Размер шрифта
-
+

Генеральская правда. 1941-1945 - стр. 49

Представитель Ставки просил у Сталина «немедленного вмешательства» в связи с крайней нуждой в боеприпасах, а также необходимостью усилить фронт полком боевых установок РС (боевые машины реактивной артиллерии, «катюши»), полком УСВ (76-мм пушки образца 1939 г.) и танками Т-34[81].

Чтобы восполнить огромные потери (а они только за февраль – апрель составили более 226 тыс. человек), Мехлис вновь и вновь связывался с Москвой. Только политбойцов, то есть рядовых солдат-коммунистов, в марте – апреле он истребовал почти 2,5 тысячи человек. Людские резервы выявлялись и на месте. При этом рекомендации армейского комиссара 1-го ранга были подчас не лишены резона: «Здесь нужен не приказ, а практическая работа. Надо сократить также заградительный батальон человек на 60–75, сократить всякого рода команды, комендантские… Изъять из тылов все лучшее, зажать сопротивляющихся тыловых бюрократов так, чтобы они и пищать не посмели…»[82]

Под особый контроль брались коммуникации и порты, через которые шло снабжение Крымского фронта. Получив сообщение секретаря горкома партии Новороссийска о сильной засоренности города иностранцами и «антисоветским элементом», представитель Ставки направил И. В. Сталину и Л. П. Берии особой важности шифровку. Он просил очистить Новороссийск от подозрительных лиц и придать ему статус закрытого города. Также вывести оттуда, как и из Керчи, лагеря НКВД, в которых содержались освобожденные из немецкого плена. Предложение вызвало одобрительную реакцию Верховного Главнокомандующего, приказавшего «прочистить», кроме того, Тамань и Темрюк[83].

Однако принятые меры не смогли коренным образом изменить ситуацию. С 11 апреля атакующие действия ввиду бесперспективности были приостановлены. Таким образом, ни одна из трех попыток осуществить наступление, предпринятых в феврале – апреле, сколько-нибудь серьезным успехом не увенчалась. За несколько месяцев пребывания на Крымском фронте представителю Ставки так и не удалось внести в ход событий необходимый перелом. Он все больше полагался на количественный фактор, на энтузиазм людей. Тщательную же подготовку наступления, выучку штабов и войск, материальное и боевое обеспечение, разведку недооценивал, подменяя нажимом, голым приказом, массовой перетасовкой командных и политических кадров. То, что для компетентного военачальника было бы очевидным и значимым, начальнику главного политического органа Красной Армии представлялось второстепенным.

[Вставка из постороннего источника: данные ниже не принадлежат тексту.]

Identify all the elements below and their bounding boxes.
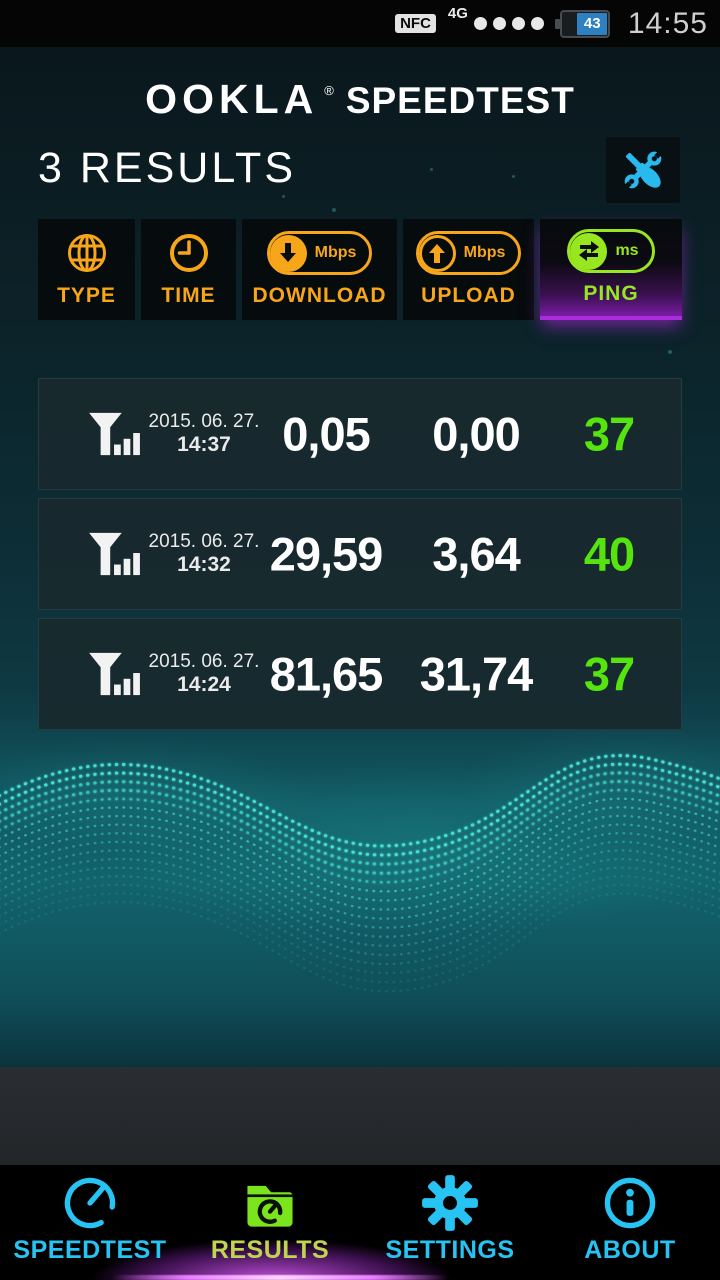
sort-column-time[interactable]: TIME [141,219,236,320]
nav-tab-settings[interactable]: SETTINGS [360,1165,540,1280]
logo-product-text: SPEEDTEST [345,80,575,121]
background-sparkle [512,175,515,178]
result-datetime: 2015. 06. 27. 14:24 [148,651,260,696]
result-datetime: 2015. 06. 27. 14:32 [148,531,260,576]
tools-button[interactable] [606,137,680,203]
upload-value: 31,74 [419,647,534,701]
background-sparkle [430,168,433,171]
cellular-signal-icon [87,531,143,577]
sort-label-download: DOWNLOAD [252,284,387,307]
upload-arrow-icon: Mbps [415,231,522,275]
wrench-screwdriver-icon [623,150,663,190]
background-sparkle [668,350,672,354]
nav-label-speedtest: SPEEDTEST [13,1236,167,1264]
network-type-label: 4G [447,5,468,22]
info-icon [604,1177,656,1229]
result-datetime: 2015. 06. 27. 14:37 [148,411,260,456]
nav-label-settings: SETTINGS [385,1236,515,1264]
app-logo: OOKLA ® SPEEDTEST [0,76,720,123]
signal-strength-dots-icon [473,17,544,30]
sort-label-type: TYPE [57,284,116,307]
background-sparkle [332,208,336,212]
download-unit: Mbps [314,244,357,261]
nav-tab-speedtest[interactable]: SPEEDTEST [0,1165,180,1280]
logo-brand-text: OOKLA [145,76,319,122]
bottom-band [0,1067,720,1165]
background-sparkle [282,195,285,198]
registered-mark: ® [324,83,334,98]
battery-icon: 43 [554,9,610,38]
upload-value: 0,00 [432,407,520,461]
gear-icon [422,1175,478,1231]
nav-label-about: ABOUT [584,1236,676,1264]
nav-label-results: RESULTS [210,1236,330,1264]
sort-bar: TYPE TIME Mbps DOWNLOAD [38,219,682,320]
upload-value: 3,64 [432,527,520,581]
result-row[interactable]: 2015. 06. 27. 14:37 0,05 0,00 37 [38,378,682,490]
wave-background-graphic [0,728,720,993]
gauge-icon [64,1177,116,1229]
download-value: 0,05 [282,407,370,461]
results-folder-icon [247,1185,293,1227]
ping-value: 37 [583,647,635,701]
cellular-signal-icon [87,411,143,457]
status-clock: 14:55 [627,6,708,40]
ping-value: 40 [583,527,635,581]
clock-icon [169,234,208,272]
battery-percent: 43 [577,12,607,35]
ping-unit: ms [615,242,639,259]
active-tab-glow-line [112,1275,448,1280]
download-value: 29,59 [269,527,384,581]
page-title: 3 RESULTS [38,144,296,192]
sort-label-upload: UPLOAD [421,284,516,307]
ping-arrows-icon: ms [567,229,655,273]
sort-label-time: TIME [161,284,216,307]
ping-value: 37 [583,407,635,461]
status-bar: NFC 4G 43 14:55 [0,0,720,47]
nfc-icon: NFC [395,14,436,33]
sort-column-ping[interactable]: ms PING [540,219,682,320]
nav-tab-about[interactable]: ABOUT [540,1165,720,1280]
result-row[interactable]: 2015. 06. 27. 14:32 29,59 3,64 40 [38,498,682,610]
download-value: 81,65 [269,647,384,701]
active-tab-glow [80,1228,480,1280]
sort-column-type[interactable]: TYPE [38,219,135,320]
nav-tab-results[interactable]: RESULTS [180,1165,360,1280]
result-row[interactable]: 2015. 06. 27. 14:24 81,65 31,74 37 [38,618,682,730]
upload-unit: Mbps [463,244,506,261]
cellular-signal-icon [87,651,143,697]
globe-icon [67,234,106,272]
download-arrow-icon: Mbps [266,231,373,275]
bottom-nav: SPEEDTEST RESULTS [0,1165,720,1280]
sort-label-ping: PING [583,282,639,305]
sort-column-upload[interactable]: Mbps UPLOAD [403,219,534,320]
sort-column-download[interactable]: Mbps DOWNLOAD [242,219,397,320]
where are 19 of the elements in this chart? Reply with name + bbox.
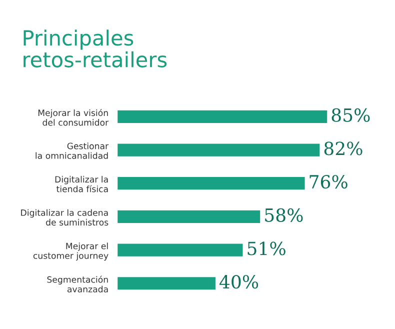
data-label: 85% [332, 108, 370, 122]
data-label: 51% [248, 242, 286, 256]
y-tick-label: Digitalizar la tienda física [55, 176, 108, 192]
chart-title: Principales retos-retailers [24, 30, 167, 68]
y-tick-label: Digitalizar la cadena de suministros [21, 209, 108, 226]
y-tick-label: Mejorar el customer journey [33, 242, 108, 261]
data-label: 58% [265, 208, 303, 222]
y-tick-label: Gestionar la omnicanalidad [36, 142, 109, 159]
data-label: 82% [324, 142, 362, 156]
bar [116, 176, 306, 192]
y-tick-label: Segmentación avanzada [47, 276, 108, 292]
bar [116, 142, 322, 158]
bar [116, 242, 244, 258]
bar [116, 108, 329, 124]
data-label: 76% [310, 174, 348, 189]
data-label: 40% [219, 274, 258, 289]
y-tick-label: Mejorar la visión del consumidor [38, 109, 109, 126]
bar [116, 209, 262, 224]
bar [116, 276, 217, 292]
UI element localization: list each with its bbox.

Войска надо было готовить основательно, всерьез, тем более что противник не собирался отсиживаться в обороне. «Действия начинать на юге – в Крыму. Операцию против Керчи провести как можно быстрее… Керчь – сосредоточение основных сил авиации… Цель: Черное море, закрытое море. Батум, Баку», – такой записью в дневнике начальника Генерального штаба сухопутных войск Германии генерал-полковника Ф. Гальдера отложился план кампании на 1942 г., объявленный А. Гитлером на совещании 28 марта 1942 г.[84] Этот план был отражен в директиве, отданной верховным командованием вермахта 5 апреля 1942 г. и прямо предписывавшей считать первоочередной задачей сухопутных сил и авиации на южном фланге захват Керченского полуострова и овладение Севастополем для прорыва на Кавказ[85].

Во главе 11-й немецкой армии, действовавшей на Крымском полуострове, был поставлен один из наиболее даровитых военачальников фашистской Германии генерал-полковник (будущий генерал-фельдмаршал) Э. фон Манштейн. Операция по овладению Керченским полуостровом получила кодовое название «Охота на дроф», которое, учитывая катастрофический для советских войск результат последующих боев, приобрело особо зловещий смысл.